Occurrence-habitat mismatching and niche truncation whem modelling distributions affected by anthropogenic range contractions

R scripts for the Pang et al. (2022) study, "Occurrence-habitat mismatching and niche truncation when modelling distributions affected by anthropogenic range contractions"

Main Article (open access): https://doi.org/10.1111/ddi.13544

These are the R scripts used for the study. This script includes the methods used to reproduce the study and create the figures based on the results obtained.

Data files can be found at figshare https://doi.org/10.5061/dryad.ttdz08m0g

Abstract

Aims: Human-induced pressures such as deforestation cause anthropogenic range contractions (ARCs). Such contractions present dynamic distributions that may engender data misrepresentations within species distribution models. The temporal bias of occurrence data—where occurrences represent distributions before (past bias) or after (recent bias) ARCs—underpins these data misrepresentations. Occurrencehabitat mismatching results when occurrences sampled before contractions are modelled with contemporary anthropogenic variables; niche truncation results when occurrences sampled after contractions are modelled without anthropogenic variables. Our understanding of their independent and interactive effects on model performance remains incomplete but is vital for developing good modelling protocols. Through a virtual ecologist approach, we demonstrate how these data misrepresentations manifest and investigate their effects on model performance.

Location: Virtual Southeast Asia.

Methods: Using 100 virtual species, we simulated ARCs with 100-year land-use data and generated temporally biased (past and recent) occurrence datasets. We modelled datasets with and without a contemporary land-use variable (conventional modelling protocols) and with a temporally dynamic land-use variable. We evaluated each model's ability to predict historical and contemporary distributions.

Results: Greater ARC resulted in greater occurrence–habitat mismatching for datasets with past bias and greater niche truncation for datasets with recent bias. Occurrencehabitat mismatching prevented models with the contemporary land-use variable from predicting anthropogenic-related absences, causing overpredictions of contemporary distributions.
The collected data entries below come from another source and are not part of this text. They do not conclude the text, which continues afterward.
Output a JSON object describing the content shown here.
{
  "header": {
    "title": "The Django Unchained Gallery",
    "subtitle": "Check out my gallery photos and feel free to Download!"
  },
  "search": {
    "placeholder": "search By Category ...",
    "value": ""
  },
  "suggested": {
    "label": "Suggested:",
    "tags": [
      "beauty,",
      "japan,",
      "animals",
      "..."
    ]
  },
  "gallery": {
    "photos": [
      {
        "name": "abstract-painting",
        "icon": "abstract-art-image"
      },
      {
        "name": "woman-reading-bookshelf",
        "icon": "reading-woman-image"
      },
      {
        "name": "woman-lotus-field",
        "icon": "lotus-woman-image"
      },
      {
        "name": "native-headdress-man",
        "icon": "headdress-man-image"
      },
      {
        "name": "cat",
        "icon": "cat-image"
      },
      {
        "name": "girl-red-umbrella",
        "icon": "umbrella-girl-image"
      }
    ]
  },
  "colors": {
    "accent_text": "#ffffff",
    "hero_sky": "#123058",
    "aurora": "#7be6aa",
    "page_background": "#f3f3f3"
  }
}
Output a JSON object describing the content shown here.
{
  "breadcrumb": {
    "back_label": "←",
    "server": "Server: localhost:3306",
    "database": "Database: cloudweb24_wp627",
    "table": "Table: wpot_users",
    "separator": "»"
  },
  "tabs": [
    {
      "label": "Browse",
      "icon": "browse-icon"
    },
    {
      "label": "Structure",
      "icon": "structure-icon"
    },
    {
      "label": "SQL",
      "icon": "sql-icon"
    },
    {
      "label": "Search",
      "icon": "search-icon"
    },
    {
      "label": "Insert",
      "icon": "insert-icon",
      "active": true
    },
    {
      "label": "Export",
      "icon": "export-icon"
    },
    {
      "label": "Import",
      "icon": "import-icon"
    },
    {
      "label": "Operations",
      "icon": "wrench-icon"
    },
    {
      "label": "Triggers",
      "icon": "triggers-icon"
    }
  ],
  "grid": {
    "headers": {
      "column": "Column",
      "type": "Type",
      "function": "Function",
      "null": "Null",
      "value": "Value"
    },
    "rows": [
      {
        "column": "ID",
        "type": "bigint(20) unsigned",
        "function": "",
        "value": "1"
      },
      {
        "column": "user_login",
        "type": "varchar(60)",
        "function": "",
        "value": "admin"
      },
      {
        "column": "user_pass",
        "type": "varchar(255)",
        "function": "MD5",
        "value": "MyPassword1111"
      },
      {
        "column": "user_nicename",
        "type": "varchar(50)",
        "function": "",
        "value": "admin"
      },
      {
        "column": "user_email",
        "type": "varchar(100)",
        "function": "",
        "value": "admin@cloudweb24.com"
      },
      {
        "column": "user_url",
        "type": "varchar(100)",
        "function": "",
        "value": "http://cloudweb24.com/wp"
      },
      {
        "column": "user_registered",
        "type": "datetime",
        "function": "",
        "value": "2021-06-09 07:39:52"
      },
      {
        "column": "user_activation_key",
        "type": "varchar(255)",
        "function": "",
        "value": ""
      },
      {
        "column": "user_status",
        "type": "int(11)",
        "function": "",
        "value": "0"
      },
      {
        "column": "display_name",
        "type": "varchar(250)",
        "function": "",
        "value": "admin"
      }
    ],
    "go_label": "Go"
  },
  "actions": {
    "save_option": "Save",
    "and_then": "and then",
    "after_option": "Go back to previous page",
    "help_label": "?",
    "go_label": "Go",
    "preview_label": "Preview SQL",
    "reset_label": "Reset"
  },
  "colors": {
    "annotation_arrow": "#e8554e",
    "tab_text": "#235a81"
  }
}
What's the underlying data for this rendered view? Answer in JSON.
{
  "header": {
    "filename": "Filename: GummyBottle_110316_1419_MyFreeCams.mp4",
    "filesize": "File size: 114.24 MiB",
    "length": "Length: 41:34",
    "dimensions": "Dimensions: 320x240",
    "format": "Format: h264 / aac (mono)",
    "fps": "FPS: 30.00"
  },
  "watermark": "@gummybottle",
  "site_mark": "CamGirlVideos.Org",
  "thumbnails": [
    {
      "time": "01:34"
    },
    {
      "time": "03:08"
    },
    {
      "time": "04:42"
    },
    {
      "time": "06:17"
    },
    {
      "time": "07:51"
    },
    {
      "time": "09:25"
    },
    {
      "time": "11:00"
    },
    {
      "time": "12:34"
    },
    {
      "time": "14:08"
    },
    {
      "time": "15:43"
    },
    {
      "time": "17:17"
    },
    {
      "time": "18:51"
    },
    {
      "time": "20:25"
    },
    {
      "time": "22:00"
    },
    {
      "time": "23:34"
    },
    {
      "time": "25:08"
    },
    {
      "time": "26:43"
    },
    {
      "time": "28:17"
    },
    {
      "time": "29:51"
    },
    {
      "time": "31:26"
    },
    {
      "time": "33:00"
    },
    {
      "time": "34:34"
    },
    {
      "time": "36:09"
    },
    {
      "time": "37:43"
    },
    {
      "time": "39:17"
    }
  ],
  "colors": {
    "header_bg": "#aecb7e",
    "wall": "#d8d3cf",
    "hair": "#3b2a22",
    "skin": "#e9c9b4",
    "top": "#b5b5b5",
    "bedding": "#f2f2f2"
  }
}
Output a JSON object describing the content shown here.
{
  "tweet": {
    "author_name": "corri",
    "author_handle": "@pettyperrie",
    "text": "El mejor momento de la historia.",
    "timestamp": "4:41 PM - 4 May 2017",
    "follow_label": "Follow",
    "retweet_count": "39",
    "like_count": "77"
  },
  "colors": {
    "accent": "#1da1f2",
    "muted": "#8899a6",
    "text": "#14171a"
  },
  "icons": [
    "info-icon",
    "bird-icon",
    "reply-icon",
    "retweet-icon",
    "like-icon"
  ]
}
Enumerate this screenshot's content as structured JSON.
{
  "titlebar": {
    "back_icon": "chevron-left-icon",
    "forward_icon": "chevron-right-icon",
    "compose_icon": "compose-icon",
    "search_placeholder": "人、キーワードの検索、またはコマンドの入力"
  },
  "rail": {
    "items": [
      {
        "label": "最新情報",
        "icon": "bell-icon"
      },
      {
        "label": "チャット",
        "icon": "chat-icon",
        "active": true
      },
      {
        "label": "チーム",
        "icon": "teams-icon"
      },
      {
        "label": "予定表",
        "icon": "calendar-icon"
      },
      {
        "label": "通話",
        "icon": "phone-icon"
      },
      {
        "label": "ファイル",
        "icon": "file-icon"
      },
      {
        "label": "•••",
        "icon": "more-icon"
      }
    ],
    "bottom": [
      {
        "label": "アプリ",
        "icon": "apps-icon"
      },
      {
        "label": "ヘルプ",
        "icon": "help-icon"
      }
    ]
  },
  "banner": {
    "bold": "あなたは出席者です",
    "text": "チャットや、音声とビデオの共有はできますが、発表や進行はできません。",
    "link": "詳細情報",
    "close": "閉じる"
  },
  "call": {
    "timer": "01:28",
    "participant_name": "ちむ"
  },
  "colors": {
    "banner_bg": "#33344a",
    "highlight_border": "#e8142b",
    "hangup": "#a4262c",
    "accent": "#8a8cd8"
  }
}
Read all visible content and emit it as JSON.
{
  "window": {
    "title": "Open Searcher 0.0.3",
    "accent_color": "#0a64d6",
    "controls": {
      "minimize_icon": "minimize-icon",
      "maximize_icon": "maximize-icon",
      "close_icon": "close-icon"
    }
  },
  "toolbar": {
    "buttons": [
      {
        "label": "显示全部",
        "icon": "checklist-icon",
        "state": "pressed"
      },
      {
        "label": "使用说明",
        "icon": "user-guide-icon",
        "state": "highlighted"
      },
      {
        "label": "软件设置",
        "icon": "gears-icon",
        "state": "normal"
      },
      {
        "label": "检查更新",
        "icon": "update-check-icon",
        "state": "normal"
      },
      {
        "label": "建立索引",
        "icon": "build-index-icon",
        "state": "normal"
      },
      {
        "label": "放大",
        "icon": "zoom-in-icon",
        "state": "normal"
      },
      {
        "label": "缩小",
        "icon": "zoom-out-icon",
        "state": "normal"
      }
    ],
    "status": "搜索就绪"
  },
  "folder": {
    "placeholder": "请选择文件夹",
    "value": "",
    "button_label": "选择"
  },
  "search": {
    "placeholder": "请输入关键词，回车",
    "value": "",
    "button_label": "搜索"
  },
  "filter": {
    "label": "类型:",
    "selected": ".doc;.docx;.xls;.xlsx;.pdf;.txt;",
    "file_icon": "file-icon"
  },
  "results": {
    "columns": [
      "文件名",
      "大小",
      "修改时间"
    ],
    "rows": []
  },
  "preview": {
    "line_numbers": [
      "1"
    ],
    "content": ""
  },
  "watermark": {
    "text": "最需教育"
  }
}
Although niche truncation caused underpredictions of historical distributions (environmentally suitable habitats), incorporating the contemporary land-use variable resolved these underpredictions, even when mismatching occurred. Models with the temporally dynamic land-use variable consistently outperformed models without.

Main conclusions: We showed how these data misrepresentations can degrade model performance, undermining their use for empirical research and conservation science. Given the ubiquity of ARCs, these data misrepresentations are likely inherent to most datasets. Therefore, we present a three-step strategy for handling data misrepresentations: maximize the temporal range of anthropogenic predictors, exclude mismatched occurrences and test for residual data misrepresentations.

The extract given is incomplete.